Despite the school district’s promises and efforts to simplify its systems, choosing a public school for your child in Los Angeles is not for the faint of heart. Various campuses and programs have different deadlines, forms and application rules.
A new report from the local group Parent Revolution asserts that parents are dissatisfied and poorly served by a system that makes access to high-quality programs complicated and especially challenging for unsophisticated or low-income families.
The group behind the report is best known for using the state’s “parent trigger” law to organize parents to force change at schools with low test scores — either through restaffing or turning them into charter schools. Its critics accuse the group of a pro-charter bias, which it denies. The group’s new report is based on results from the first year of its privately funded effort to assist parents in choosing schools.
The report is based on surveys and interviews with the families of 515 South Los Angeles students who submitted applications with the group’s help, as well as other families that did not complete the entire process.
“Public school choice in Los Angeles is complex and it takes some degree of savvy to navigate on the district side and on the charter school side,” said Seth Litt, Parent Revolution’s executive director.

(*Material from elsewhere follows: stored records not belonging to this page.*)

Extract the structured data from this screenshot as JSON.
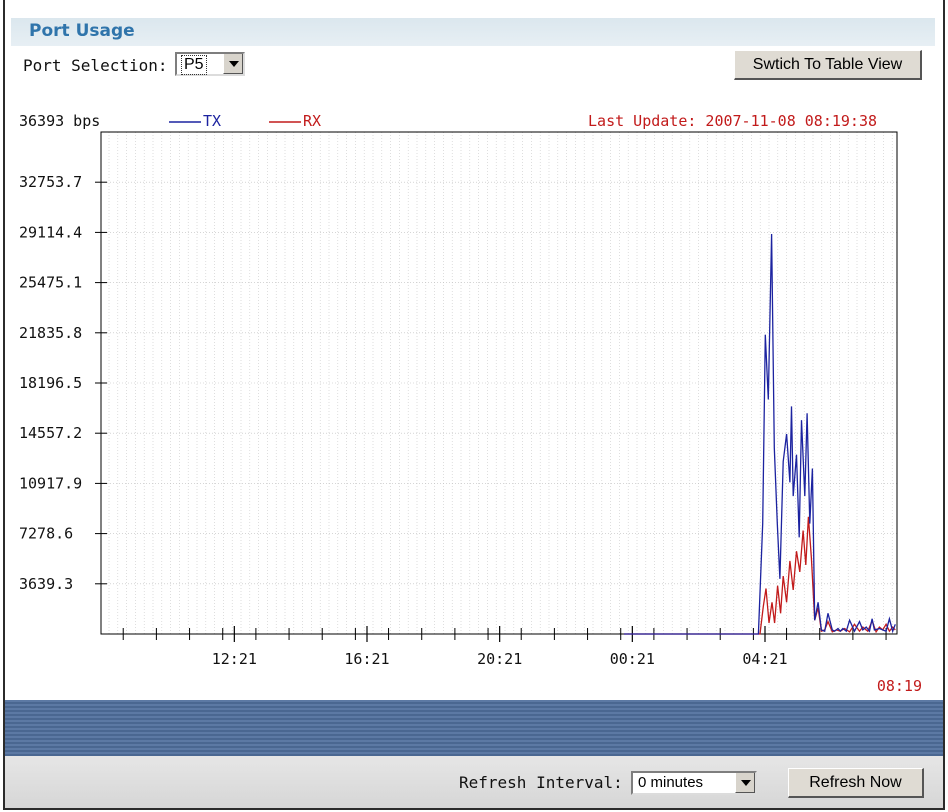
{
  "panel": {
    "title": "Port Usage"
  },
  "port_selection": {
    "label": "Port Selection:",
    "value": "P5"
  },
  "switch_button": {
    "label": "Swtich To Table View"
  },
  "legend": {
    "tx": "TX",
    "rx": "RX"
  },
  "colors": {
    "tx": "#1c23a0",
    "rx": "#c21b1b",
    "title": "#2f74ab",
    "band": "#4f6b96"
  },
  "last_update": "Last Update: 2007-11-08 08:19:38",
  "current_time_label": "08:19",
  "refresh": {
    "label": "Refresh Interval:",
    "value": "0 minutes",
    "button": "Refresh Now"
  },
  "chart_data": {
    "type": "line",
    "top_label": "36393 bps",
    "yticks": [
      3639.3,
      7278.6,
      10917.9,
      14557.2,
      18196.5,
      21835.8,
      25475.1,
      29114.4,
      32753.7
    ],
    "ytick_labels": [
      "3639.3",
      "7278.6",
      "10917.9",
      "14557.2",
      "18196.5",
      "21835.8",
      "25475.1",
      "29114.4",
      "32753.7"
    ],
    "ylim": [
      0,
      36393
    ],
    "xtick_labels": [
      "12:21",
      "16:21",
      "20:21",
      "00:21",
      "04:21"
    ],
    "x_hours_range": [
      8.33,
      32.33
    ],
    "xtick_hours": [
      12.35,
      16.35,
      20.35,
      24.35,
      28.35
    ],
    "grid": true,
    "series": [
      {
        "name": "TX",
        "x": [
          24.1,
          26.0,
          28.15,
          28.28,
          28.36,
          28.45,
          28.55,
          28.63,
          28.72,
          28.8,
          28.9,
          29.0,
          29.1,
          29.15,
          29.2,
          29.3,
          29.38,
          29.45,
          29.55,
          29.62,
          29.7,
          29.78,
          29.85,
          29.95,
          30.05,
          30.15,
          30.25,
          30.38,
          30.45,
          30.55,
          30.62,
          30.7,
          30.8,
          30.9,
          31.05,
          31.2,
          31.3,
          31.4,
          31.5,
          31.58,
          31.65,
          31.8,
          31.9,
          32.0,
          32.1,
          32.2,
          32.28
        ],
        "values": [
          0,
          0,
          0,
          8000,
          21700,
          17000,
          29000,
          13500,
          8000,
          4000,
          12500,
          14500,
          11000,
          16500,
          10000,
          13000,
          7000,
          15500,
          10000,
          16000,
          8000,
          12000,
          1000,
          2300,
          300,
          200,
          1500,
          300,
          200,
          400,
          200,
          400,
          200,
          1000,
          200,
          900,
          300,
          500,
          200,
          1100,
          300,
          400,
          300,
          200,
          1100,
          200,
          700
        ]
      },
      {
        "name": "RX",
        "x": [
          24.1,
          26.0,
          28.2,
          28.3,
          28.38,
          28.47,
          28.56,
          28.64,
          28.73,
          28.82,
          28.9,
          29.0,
          29.1,
          29.2,
          29.3,
          29.4,
          29.5,
          29.58,
          29.66,
          29.75,
          29.85,
          29.95,
          30.05,
          30.15,
          30.25,
          30.38,
          30.5,
          30.62,
          30.75,
          30.9,
          31.05,
          31.2,
          31.3,
          31.45,
          31.58,
          31.7,
          31.8,
          31.9,
          32.0,
          32.1,
          32.2,
          32.28
        ],
        "values": [
          0,
          0,
          0,
          2000,
          3300,
          800,
          2300,
          800,
          3500,
          1500,
          4200,
          2300,
          5300,
          3200,
          6000,
          4500,
          7500,
          5000,
          8500,
          5500,
          1000,
          1900,
          200,
          300,
          900,
          150,
          300,
          200,
          400,
          150,
          700,
          200,
          500,
          200,
          950,
          150,
          500,
          300,
          700,
          200,
          500,
          300
        ]
      }
    ]
  }
}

Charters are independently operated and exempt from some rules that govern traditional schools. Families can apply to any charter, but each has its own timeline and process. Add charters to the mix of traditional public school offerings and families face “a daunting landscape of more than 200 separate applications and deadlines,” the report says. “This situation favors families who have the most time, education and resources.”
And even having the time to sort through them all may not be enough.
“Even if a family were to build their own spreadsheet or list to evaluate their options, they would find inconsistent school information and lack of quantitative data on student academic performance,” the report says.
In the end, parents counseled by Parent Revolution split fairly evenly in choosing charter- and district-operated schools, Litt said. And the counseling may have helped: Almost 80% of families who applied to two or more schools got into at least one of them; 65% of families who applied to just one school got in.
L.A. Unified does not deny the underlying problem. By next fall, officials said, it hopes to have one site for all of its programs with fewer separate application timelines — though independent charters will not be included.
Another group has taken a different approach to helping parents. A coalition of local organizations, spearheaded by United Way of Greater Los Angeles, has created a “Parent Toolkit,” which explains how school funding works and provides checklists to drive parents’ questions and understanding of the public school system.